Besides the childhood vaccines, H1N1 vaccination was not linked to IBD in a single large study of adults (risk ratio, 1.13; 95% confidence interval, 0.97-1.32), the investigators said.

Controversies about immunizations and IBD date to at least 1995, when a report by Thompson et al. linked live measles vaccine to the disease (Lancet 1995;345:1071-4), said the investigators. “However, many publications after this report investigating vaccination with measles-containing vaccines did not show any association between immunization and IBD,” they emphasized. “Epidemiologic studies also investigated other vaccines such as BCG, diphtheria, tetanus, poliomyelitis, smallpox, pertussis, rubella, and mumps, reporting conflicting results.”
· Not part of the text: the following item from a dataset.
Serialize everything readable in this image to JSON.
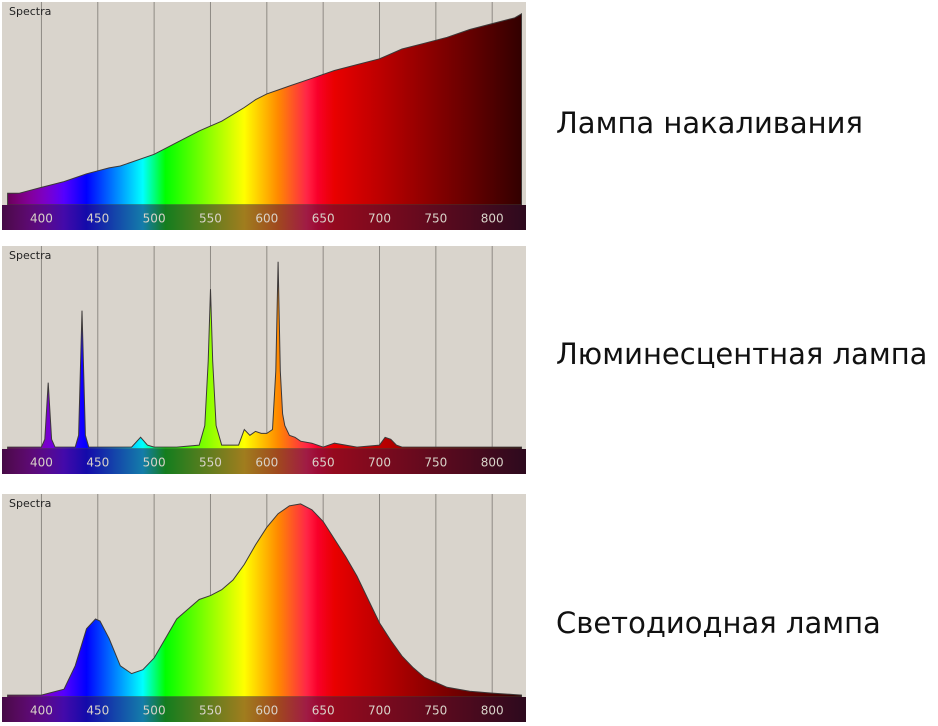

To further clarify the issue, they compared rates of IBD, Crohn’s disease, and ulcerative colitis among vaccinated and unvaccinated patients from eight case-control and three cohort studies published between 1970 and June 2014. When looking at IBD overall, 95% CIs for RRs all crossed 1.0, indicating no significant associations, they said. A subgroup analysis did link poliomyelitis vaccination with increased risk of developing Crohn’s disease (RR, 2.28; 95% CI, 1.12-4.63) or ulcerative colitis (RR, 3.48; 95% CI, 1.2-9.71), but the studies were dissimilar enough that the results need to be interpreted cautiously, they added.

To find the studies, the researchers searched MEDLINE, EMBASE, and the Cochrane central trials registry for randomized controlled trials, controlled clinical trials, cohort studies, and case-control studies published in any language and that included the terms ulcerative colitis, Crohn’s disease, inflammatory bowel disease, colitis, or ileitis. This approach yielded six population-based and two hospital-based case-control studies, and three population-based cohort studies. The studies of childhood immunizations included 2,399 patients with IBD and 33,747 controls, and the H1N1 study included 14,842 patients with IBD and almost 2 million controls, said the investigators.

The studies were “extremely heterogeneous” in terms of design, sample size, geographic location, and methods used to help patients recall their vaccination history, the investigators noted. “Vaccination protocols varied between countries and evolved through the years, with different types of vaccines and schedules leading to difficulties in risk evaluation,” they said. “Moreover, some vaccines used were live attenuated vaccines such as measles, oral poliomyelitis, or whole-cell pertussis vaccines, and may have a different effect on immune system activation and dysregulation, compared with other inactivated acellular vaccines.”

The Digitscience Foundation supported the research. The researchers declared having no conflicts of interest.